The World Health Organization estimates that approximately 400 million people worldwide are living with hepatitis B or C, but awareness of viral hepatitis as a major public health challenge remains limited. The World Hepatitis Summit, taking place in Glasgow, Scotland, this week, was convened by WHO and the World Hepatitis Alliance – the international federation of civil society groups representing people with hepatitis. The summit is designed to raise awareness among policy makers of the need for what the organisers describe as comprehensive national plans encompassing prevention, diagnosis and treatment of viral hepatitis.
Dr Hirnschall praised several lower-income and middle-income countries for recent expansions in viral hepatitis programmes.
Georgia, one of several states in Eastern Europe with a high prevalence of hepatitis C attributable to injecting drug use, has embarked on an ambitious programme designed to eliminate hepatitis C, in partnership with the US Centers for Disease Control and Prevention (CDC) and Gilead Sciences, the manufacturer of sofosbuvir (Sovaldi). Georgia’s programme is intended, in part, to demonstrate that elimination – the ending of transmission resulting in the disappearance of disease over several decades – is a feasible proposition even for middle-income countries with limited health systems.
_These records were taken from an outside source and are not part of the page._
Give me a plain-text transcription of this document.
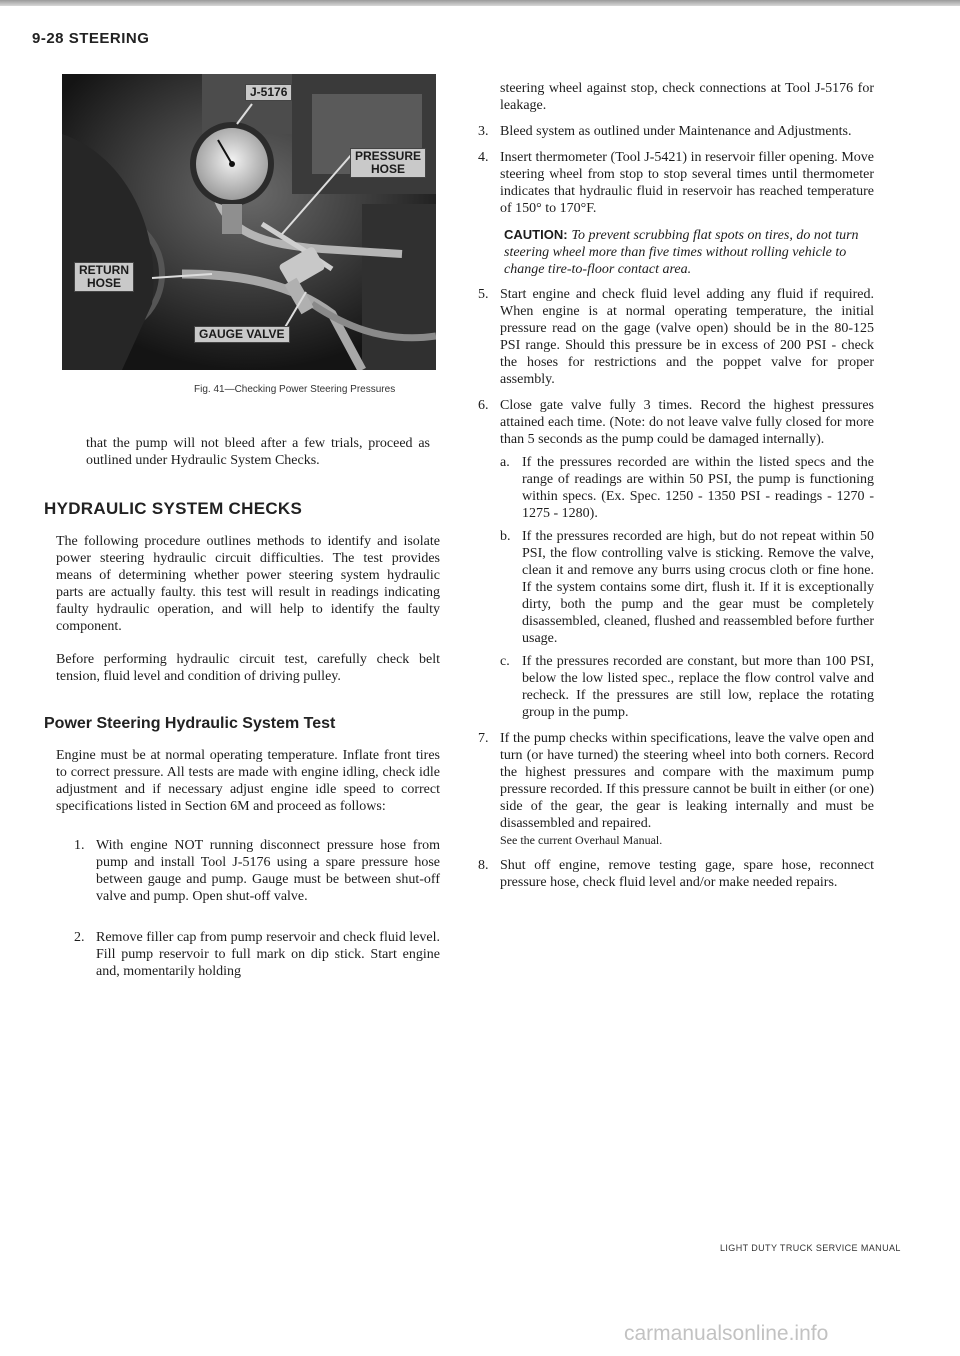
9-28 STEERING
J-5176
PRESSURE
HOSE
RETURN
HOSE
GAUGE VALVE
Fig. 41—Checking Power Steering Pressures

that the pump will not bleed after a few trials, proceed as outlined under Hydraulic System Checks.

HYDRAULIC SYSTEM CHECKS

The following procedure outlines methods to identify and isolate power steering hydraulic circuit difficulties. The test provides means of determining whether power steering system hydraulic parts are actually faulty. this test will result in readings indicating faulty hydraulic operation, and will help to identify the faulty component.

Before performing hydraulic circuit test, carefully check belt tension, fluid level and condition of driving pulley.

Power Steering Hydraulic System Test

Engine must be at normal operating temperature. Inflate front tires to correct pressure. All tests are made with engine idling, check idle adjustment and if necessary adjust engine idle speed to correct specifications listed in Section 6M and proceed as follows:

1. With engine NOT running disconnect pressure hose from pump and install Tool J-5176 using a spare pressure hose between gauge and pump. Gauge must be between shut-off valve and pump. Open shut-off valve.

2. Remove filler cap from pump reservoir and check fluid level. Fill pump reservoir to full mark on dip stick. Start engine and, momentarily holding

steering wheel against stop, check connections at Tool J-5176 for leakage.

3. Bleed system as outlined under Maintenance and Adjustments.

4. Insert thermometer (Tool J-5421) in reservoir filler opening. Move steering wheel from stop to stop several times until thermometer indicates that hydraulic fluid in reservoir has reached temperature of 150° to 170°F.

CAUTION: To prevent scrubbing flat spots on tires, do not turn steering wheel more than five times without rolling vehicle to change tire-to-floor contact area.
5. Start engine and check fluid level adding any fluid if required. When engine is at normal operating temperature, the initial pressure read on the gage (valve open) should be in the 80-125 PSI range. Should this pressure be in excess of 200 PSI - check the hoses for restrictions and the poppet valve for proper assembly.

6. Close gate valve fully 3 times. Record the highest pressures attained each time. (Note: do not leave valve fully closed for more than 5 seconds as the pump could be damaged internally).

a. If the pressures recorded are within the listed specs and the range of readings are within 50 PSI, the pump is functioning within specs. (Ex. Spec. 1250 - 1350 PSI - readings - 1270 - 1275 - 1280).

b. If the pressures recorded are high, but do not repeat within 50 PSI, the flow controlling valve is sticking. Remove the valve, clean it and remove any burrs using crocus cloth or fine hone. If the system contains some dirt, flush it. If it is exceptionally dirty, both the pump and the gear must be completely disassembled, cleaned, flushed and reassembled before further usage.

c. If the pressures recorded are constant, but more than 100 PSI, below the low listed spec., replace the flow control valve and recheck. If the pressures are still low, replace the rotating group in the pump.

7. If the pump checks within specifications, leave the valve open and turn (or have turned) the steering wheel into both corners. Record the highest pressures and compare with the maximum pump pressure recorded. If this pressure cannot be built in either (or one) side of the gear, the gear is leaking internally and must be disassembled and repaired.

See the current Overhaul Manual.
8. Shut off engine, remove testing gage, spare hose, reconnect pressure hose, check fluid level and/or make needed repairs.

LIGHT DUTY TRUCK SERVICE MANUAL
carmanualsonline.info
By negotiating a substantial price reduction in the cost of treatment from Gilead Sciences, and with advice and training on programme design and monitoring, Georgia aims to treat 5000 people with advanced liver damage and to screen 70,000 people for hepatitis C in 2015 alone, with an increase in volume in subsequent years, Dr David Sergeenko, Georgian Minister of Labour, Health and Social Affairs told the summit.
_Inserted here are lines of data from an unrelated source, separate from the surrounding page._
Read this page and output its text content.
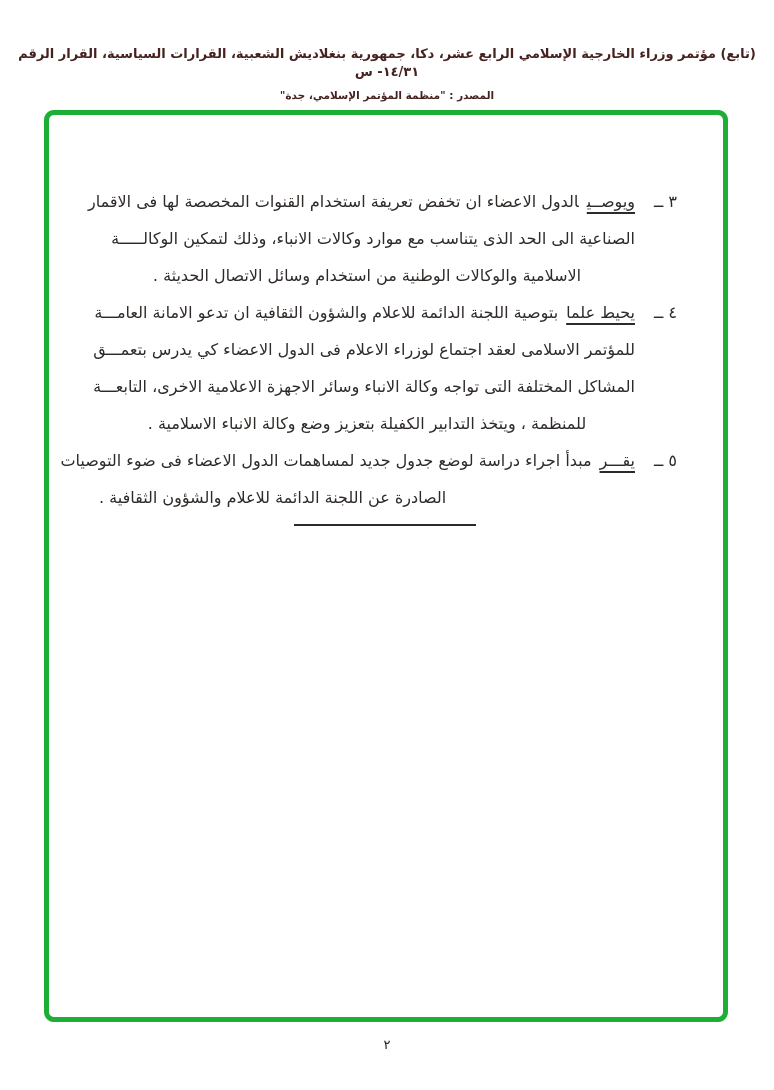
(تابع) مؤتمر وزراء الخارجية الإسلامي الرابع عشر، دكا، جمهورية بنغلاديش الشعبية، القرارات السياسية، القرار الرقم ١٤/٣١- س
المصدر : "منظمة المؤتمر الإسلامي، جدة"
٣ ــ
ويوصــيالدول الاعضاء ان تخفض تعريفة استخدام القنوات المخصصة لها فى الاقمار
الصناعية الى الحد الذى يتناسب مع موارد وكالات الانباء، وذلك لتمكين الوكالـــــة
الاسلامية والوكالات الوطنية من استخدام وسائل الاتصال الحديثة .
٤ ــ
يحيط علمابتوصية اللجنة الدائمة للاعلام والشؤون الثقافية ان تدعو الامانة العامـــة
للمؤتمر الاسلامى لعقد اجتماع لوزراء الاعلام فى الدول الاعضاء كي يدرس بتعمـــق
المشاكل المختلفة التى تواجه وكالة الانباء وسائر الاجهزة الاعلامية الاخرى، التابعـــة
للمنظمة ، ويتخذ التدابير الكفيلة بتعزيز وضع وكالة الانباء الاسلامية .
٥ ــ
يقـــرمبدأ اجراء دراسة لوضع جدول جديد لمساهمات الدول الاعضاء فى ضوء التوصيات
الصادرة عن اللجنة الدائمة للاعلام والشؤون الثقافية .
٢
Egypt, the country with the highest prevalence of hepatitis C in the world, has treated 100,000 people in the past year as a result of negotiated price reductions in the costs of sofosbuvir and pegylated interferon. Two hundred thousand people registered online for evaluation for free treatment within three days of the launch of a government website earlier this year, and 1.1 million had registered by July 2015, but Egypt will only treat those with the most advanced liver disease – 350,000 people over the next three years. Despite the advanced disease stage of people treated so far, cure rates are very high: approximately 85% of those with cirrhosis have been cured, said Professor Imam Waked of the National Liver Institute, Cairo.
Although ‘champion’ countries are leading the way in the use of new medications which can cure hepatitis C, funding remains limited at both national and international levels. WHO is proposing an interim target of 8 million people treated for viral hepatitis by 2020 – 5 million treated for hepatitis B and 3 million for hepatitis C – but without reductions in drug prices these targets are unlikely to be achieved.
But, “action will be cheaper than inaction” said Dr Hirnschall, emphasising the accumulating costs of untreated viral hepatitis in the forms of liver cancer and hospitalisation. A 90% reduction in new cases of chronic hepatitis B and C by 2030, for example, would reduce the burden of new infections from 6-10 million in 2015 to 900,000 per year by 2030. Achievement of the diagnosis and treatment targets would result in a 65% reduction in deaths by 2030, from 1.4 million in 2015 to 500,000 deaths in 2030.
How to mobilise the necessary funding – and how to reduce the cost of treatment – will be the subjects of further discussion during the summit and will be covered in future reports on aidsmap.com. Reducing drug costs will be critical, but reducing the cost of delivering care through simplified treatment packages and sharing of infrastructure and services with other programmes such as HIV, immunisation and blood safety programmes will also be needed to make elimination affordable.